1. Why do we need URL shortening? (1 min)
Save space and typing.
Less likely to have typo.
0. Threat Modeling (18 min)
1. What are we doing?
We are building a service that help the users to mapping between a long URL and a short URL (domain name + 7 alphanumeric value) [62 ^ 7 ≈ 3.5T options]
2. What could go wrong?
User might abuse the service, and repeatedly use up our space for DoS attack.
Users might give repeated URLs.
Attacks can spoofing DNS server and cause the URL be mapped to a malicious web page.
XSS is possible for both type 1 and type 2, i.e. type1 persistent XSS can save the malicious URL and scripts in our DB; type 2 can use the shortened link to trick other users from clicking it.
CSRF (cross site request forgery) is also possible with the shortened links
3. What can we do with it?
For the Injection, XSS, and CSRF, we can have the service to check and prevent any type of JS or CSS scripts in the URL.
Also we need to use the built-in input validation function and preparation function from language or DB to escape all potential malicious URL before we process.
White listing the carefully selected characters, and don't allow any characters not in the whitelist.
Injection attack
For DNS spoofing, we need to have strong Checksum and cryptographic protection to the DNS service, and make sure that the update of the records can only performed by validated admin.
For DoS attack, we need to first make sure that we implemented IPv6 and IPSec, so that when attackers what to spoof the IP we can immediately tell from the manipulation.

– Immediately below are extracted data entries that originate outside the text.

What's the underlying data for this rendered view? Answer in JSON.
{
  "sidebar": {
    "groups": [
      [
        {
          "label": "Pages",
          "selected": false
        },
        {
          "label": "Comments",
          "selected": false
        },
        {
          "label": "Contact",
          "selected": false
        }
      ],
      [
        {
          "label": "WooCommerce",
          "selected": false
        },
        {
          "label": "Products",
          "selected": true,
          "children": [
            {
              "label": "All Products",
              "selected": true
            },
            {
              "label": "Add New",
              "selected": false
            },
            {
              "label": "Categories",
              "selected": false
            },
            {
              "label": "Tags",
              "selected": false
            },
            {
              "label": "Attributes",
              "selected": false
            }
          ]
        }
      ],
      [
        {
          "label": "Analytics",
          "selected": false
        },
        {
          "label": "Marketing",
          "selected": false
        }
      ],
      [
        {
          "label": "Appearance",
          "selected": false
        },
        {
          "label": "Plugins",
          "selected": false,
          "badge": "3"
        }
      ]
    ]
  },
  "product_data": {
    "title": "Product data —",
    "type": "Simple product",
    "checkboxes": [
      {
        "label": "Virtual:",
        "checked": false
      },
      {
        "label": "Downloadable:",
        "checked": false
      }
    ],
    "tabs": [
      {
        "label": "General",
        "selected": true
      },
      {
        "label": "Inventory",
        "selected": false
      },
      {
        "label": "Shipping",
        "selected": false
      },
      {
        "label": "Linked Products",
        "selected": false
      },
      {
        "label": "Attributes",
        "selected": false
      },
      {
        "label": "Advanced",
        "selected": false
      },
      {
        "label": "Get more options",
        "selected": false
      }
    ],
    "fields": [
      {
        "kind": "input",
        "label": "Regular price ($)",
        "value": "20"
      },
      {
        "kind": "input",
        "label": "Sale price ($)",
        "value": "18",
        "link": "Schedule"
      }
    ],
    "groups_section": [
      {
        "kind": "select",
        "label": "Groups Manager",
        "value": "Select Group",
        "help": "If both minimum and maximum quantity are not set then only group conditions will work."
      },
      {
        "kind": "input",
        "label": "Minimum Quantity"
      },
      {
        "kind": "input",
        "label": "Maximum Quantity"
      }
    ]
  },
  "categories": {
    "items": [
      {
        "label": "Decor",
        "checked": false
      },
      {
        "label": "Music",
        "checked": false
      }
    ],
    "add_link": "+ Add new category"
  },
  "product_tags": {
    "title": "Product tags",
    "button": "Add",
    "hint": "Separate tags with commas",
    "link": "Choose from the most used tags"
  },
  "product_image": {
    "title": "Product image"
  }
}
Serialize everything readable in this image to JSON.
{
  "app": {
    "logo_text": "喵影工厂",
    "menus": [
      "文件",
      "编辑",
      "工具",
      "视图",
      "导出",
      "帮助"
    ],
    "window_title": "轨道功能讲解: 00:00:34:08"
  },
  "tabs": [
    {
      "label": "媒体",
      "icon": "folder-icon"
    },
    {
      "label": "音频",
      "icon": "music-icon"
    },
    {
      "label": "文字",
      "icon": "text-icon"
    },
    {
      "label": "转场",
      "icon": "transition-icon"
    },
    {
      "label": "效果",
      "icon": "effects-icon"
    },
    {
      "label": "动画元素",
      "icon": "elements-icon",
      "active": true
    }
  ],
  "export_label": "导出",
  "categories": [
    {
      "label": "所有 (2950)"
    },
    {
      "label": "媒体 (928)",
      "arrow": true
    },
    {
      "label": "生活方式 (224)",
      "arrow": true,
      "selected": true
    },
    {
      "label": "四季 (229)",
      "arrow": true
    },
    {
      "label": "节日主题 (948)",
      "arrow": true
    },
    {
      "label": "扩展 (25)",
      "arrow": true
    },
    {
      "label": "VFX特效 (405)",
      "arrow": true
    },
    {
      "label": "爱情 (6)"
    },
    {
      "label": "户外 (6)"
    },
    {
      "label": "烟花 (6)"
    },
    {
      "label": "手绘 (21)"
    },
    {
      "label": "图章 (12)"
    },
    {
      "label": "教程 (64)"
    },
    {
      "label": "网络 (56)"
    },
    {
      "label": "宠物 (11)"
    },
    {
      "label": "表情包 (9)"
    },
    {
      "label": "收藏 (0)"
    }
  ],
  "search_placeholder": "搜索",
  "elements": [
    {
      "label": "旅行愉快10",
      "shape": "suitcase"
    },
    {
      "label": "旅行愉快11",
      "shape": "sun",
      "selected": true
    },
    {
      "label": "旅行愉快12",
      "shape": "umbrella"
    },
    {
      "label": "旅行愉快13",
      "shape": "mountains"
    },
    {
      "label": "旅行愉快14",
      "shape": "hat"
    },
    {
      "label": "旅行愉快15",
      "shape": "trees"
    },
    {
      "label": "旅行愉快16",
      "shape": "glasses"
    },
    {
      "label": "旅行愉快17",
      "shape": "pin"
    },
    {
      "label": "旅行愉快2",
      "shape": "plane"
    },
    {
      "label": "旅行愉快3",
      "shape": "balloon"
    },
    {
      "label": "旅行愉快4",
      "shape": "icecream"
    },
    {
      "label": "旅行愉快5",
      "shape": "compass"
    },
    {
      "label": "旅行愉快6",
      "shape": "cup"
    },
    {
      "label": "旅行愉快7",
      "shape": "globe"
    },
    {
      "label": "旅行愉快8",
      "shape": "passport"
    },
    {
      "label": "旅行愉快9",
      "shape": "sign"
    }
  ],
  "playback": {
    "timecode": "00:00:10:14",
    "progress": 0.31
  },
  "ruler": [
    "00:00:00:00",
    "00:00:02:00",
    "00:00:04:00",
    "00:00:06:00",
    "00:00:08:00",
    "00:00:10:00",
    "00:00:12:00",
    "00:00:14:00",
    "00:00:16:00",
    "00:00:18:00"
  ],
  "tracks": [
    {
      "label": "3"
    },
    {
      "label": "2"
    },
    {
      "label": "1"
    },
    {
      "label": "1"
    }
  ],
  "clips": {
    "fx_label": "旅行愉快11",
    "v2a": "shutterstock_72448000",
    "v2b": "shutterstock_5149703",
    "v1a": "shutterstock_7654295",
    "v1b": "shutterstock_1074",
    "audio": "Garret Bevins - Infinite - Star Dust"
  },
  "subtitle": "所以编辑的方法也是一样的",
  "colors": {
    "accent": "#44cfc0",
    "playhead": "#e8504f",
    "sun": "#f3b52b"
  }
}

Since IPv6 support payload encryption and packet authentication.
Then we can start to monitor the system, and detect any abnormal behaviors from users.
4. How do we know if we did a good job?
Listing all the threats we have.
Test all of them by our developers or team.
If we found some bug, then give feedback to the development team, and given them detailed logs and solution approaches. And collaborate with the closely to accomplish fast iteration of testing.
2. Requirements and Goals of the System (6 min)
🚩 Ask first for the scope in interview's mind
Requirements
Functional
Non-functional
✅ We should moderate the potential attacks caused by XSS or CSRF that shorten their URL to disguise users.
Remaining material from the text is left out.